Writing is an excellent tool to that end, and a way to really get to know one’s self, what one’s core values are, what are the best uses of one’s time and energy. It’s reflection and action all at once. I often feel that I really don’t know myself that well in many ways, and suspect that, through writing, I’ll be able to discover more. I think it’s often hard to understand oneself, to know certain things about one’s own personality and motivations, because it’s so hard to judge one’s own actions objectively, to see patterns in behavior, to get the ‘big picture’ view. One’s just just too close of an observer, too immersed in the instincts and emotions of the moment, to really ‘get’ why one’s doing, or thinking, or saying, whatever it is, at the time. I think writing is a process very like the ‘stepping back’ I do when creating an artwork or a piece of craft: I take a moment, or a few, to take some steps back from the work, to look at the overall effect, and to see how everything is hanging together, what needs to be changed, and what is working well.

When I write down what I’m thinking, I can get that big-picture view in a way that I rarely can otherwise, except perhaps in depthy conversation. Yet, writing is very like good, depthy conversation, because you’re calling on yourself to explain and describe something to an audience, and you’re conscious of other minds and how they may be perceiving what you have to say. And, you’re calling to mind the things other people have written or said concerning whatever it is you’re writing about. So writing also helps me to figure out what I really think and believe about things out there in the world.

That’s because, through writing, you can put together all those elements to craft a bigger picture, a more complete story, as opposed to just experiencing the daily stream of reactions to what’s going on out there. These reactions are important in themselves, the emotional responses, the internal arguments, the stockpiling of information about the world. But when you write, as when you converse, you’re putting it all together for yourself as well as for the person you’re talking to. What writing has over conversation is that you can go back and look over what you’re saying, and revise it, and perfect it much more thoroughly, and it’s not subject to lapses of memory.
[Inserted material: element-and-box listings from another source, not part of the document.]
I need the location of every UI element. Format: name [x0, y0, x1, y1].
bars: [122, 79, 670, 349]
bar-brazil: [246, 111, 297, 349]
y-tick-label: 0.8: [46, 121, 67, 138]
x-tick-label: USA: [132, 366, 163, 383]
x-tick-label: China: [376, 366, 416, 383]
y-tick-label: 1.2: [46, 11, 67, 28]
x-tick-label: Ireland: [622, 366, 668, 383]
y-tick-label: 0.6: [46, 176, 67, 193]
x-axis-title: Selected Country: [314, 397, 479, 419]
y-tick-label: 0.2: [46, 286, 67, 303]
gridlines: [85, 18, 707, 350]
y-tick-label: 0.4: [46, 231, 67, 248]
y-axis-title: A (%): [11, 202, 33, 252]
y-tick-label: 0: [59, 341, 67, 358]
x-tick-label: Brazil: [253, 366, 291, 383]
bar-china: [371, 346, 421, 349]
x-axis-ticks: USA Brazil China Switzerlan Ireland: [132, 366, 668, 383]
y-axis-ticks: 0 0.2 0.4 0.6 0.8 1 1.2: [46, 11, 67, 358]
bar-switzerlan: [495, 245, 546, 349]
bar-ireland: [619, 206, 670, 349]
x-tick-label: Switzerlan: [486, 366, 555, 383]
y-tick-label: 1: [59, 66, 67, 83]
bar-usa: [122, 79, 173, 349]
You become accountable to the ideas you expressed before, much like politicians are now accountable for those things they do and those words they spout off, since everything’s recorded these days. The more you write, and share what you write, you become more accountable to yourself, and to your readers. It places you firmly on a path of regular self-discipline, and self-improvement, as you strive to improve the quality and cohesiveness of your ideas. This ‘stepping-back’ process can do for your mind what it can do for the things you create: it shows you what’s missing, what you need to do in order to complete a more perfect, more beautiful, more unified whole.

So on this New Year’s morning, I affirm my resolution to be a better writer, and, through that, a better thinker and a better person. And I thank you, dear reader, for participating in this endeavor with me.